Teen Vogue tells half the story on the ‘Great Resignation’
November 11, 2021
Teen Vogue misleads its readers by not filling in the obvious blank in a new article on the “Great Resignation,” which Teen Vogue applauds.
But it skates over why it’s happening, which is the awesomeness of a capitalist and free-market economy when at or near full employment.
Teen Vogue talks about how millions are leaving their current jobs – they are. They then ascribe this to people leaving “bullshit” jobs, and this is also probably true. But they then ascribe this to an outbreak of anti-capitalism, or possibly even just some plain good sense. Which isn’t what is happening at all.
The Great Resignation is about something technically called “quits.” This is when someone leaves a job not because they get fired or laid off, but because they decide to. The numbers of quits are, at present, about three times the normal number in the American economy.
Teen Vogue portrays this as folk getting bored with the capitalist economy and going off to do something else other than working. Which is entirely the opposite of what is happening. Unemployment is falling even as quits are rising strongly – those quitting must therefore be taking other jobs. Jobs they like more, for whatever reason. Better hours, more interesting work, less stress, more pay, whatever reason someone might change – not leave – work.
This is not people becoming disillusioned with the capitalist world, this is one of the great glories of properly functioning capitalist labor markets. Better and more interesting jobs are being constantly generated and people are giving up the old to move to the new.
Teen Vogue gets more than 5 million visits a month and claims that it is aimed at “the influencers of tomorrow”. As such it owes its readership the duty of getting the story right, something it doesn’t do here.
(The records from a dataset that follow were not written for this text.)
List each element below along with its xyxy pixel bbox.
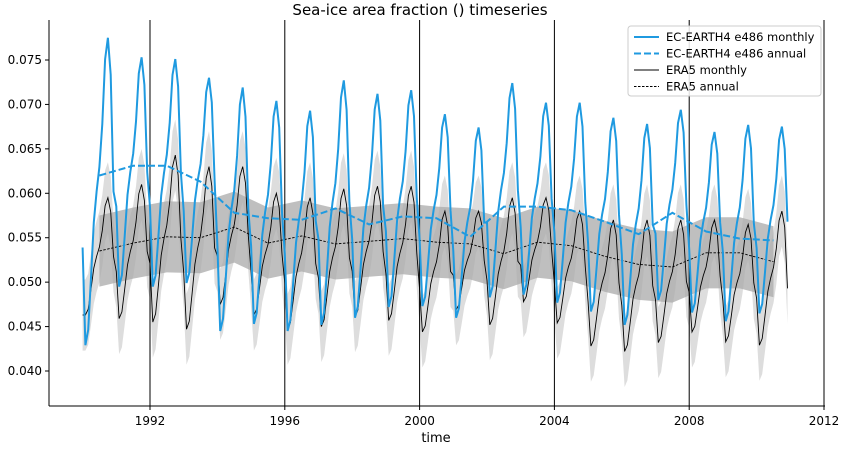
- legend: EC-EARTH4 e486 monthly EC-EARTH4 e486 ann…: [627, 25, 822, 97]
- era5-annual-line: [99, 226, 774, 268]
- y-tick-label: 0.070: [8, 97, 42, 111]
- x-tick-label: 1996: [270, 414, 301, 428]
- std-bands: [82, 119, 788, 387]
- legend-label: EC-EARTH4 e486 monthly: [666, 30, 815, 44]
- chart-title: Sea-ice area fraction () timeseries: [292, 1, 547, 19]
- y-tick-label: 0.040: [8, 364, 42, 378]
- y-tick-label: 0.065: [8, 142, 42, 156]
- legend-label: ERA5 monthly: [666, 63, 747, 77]
- x-tick-label: 1992: [135, 414, 166, 428]
- ec-earth-annual-line: [99, 164, 774, 242]
- y-tick-label: 0.055: [8, 231, 42, 245]
- x-tick-label: 2012: [809, 414, 840, 428]
- legend-label: EC-EARTH4 e486 annual: [666, 47, 806, 61]
- legend-label: ERA5 annual: [666, 80, 739, 94]
- x-axis-label: time: [421, 431, 450, 446]
- y-tick-label: 0.050: [8, 275, 42, 289]
- ec-earth-monthly-line: [81, 37, 789, 346]
- series-lines: [81, 37, 789, 352]
- era5-annual-std-band: [99, 191, 774, 303]
- y-tick-label: 0.045: [8, 320, 42, 334]
- x-tick-label: 2000: [404, 414, 435, 428]
- y-ticks: 0.040 0.045 0.050 0.055 0.060 0.065 0.070 0.075: [8, 53, 49, 378]
- x-ticks: 1992 1996 2000 2004 2008 2012: [135, 406, 840, 428]
- era5-monthly-line: [82, 154, 788, 352]
- y-tick-label: 0.075: [8, 53, 42, 67]
- y-tick-label: 0.060: [8, 186, 42, 200]
- x-tick-label: 2004: [539, 414, 570, 428]
- x-tick-label: 2008: [674, 414, 705, 428]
Millions of people leaving jobs to take better ones is not a criticism of capitalism nor a sign of disillusion with it. It’s a sign of the system operating properly, continually improving the working lives of the people. This is such a basic point that even Karl Marx himself got it right – it’s what he meant about the reserve army of the unemployed and how things will get better only in the absence of them – and if he could then surely people a century and a half later can.
You can walk out of one job and into a better one? This is a criticism of the system?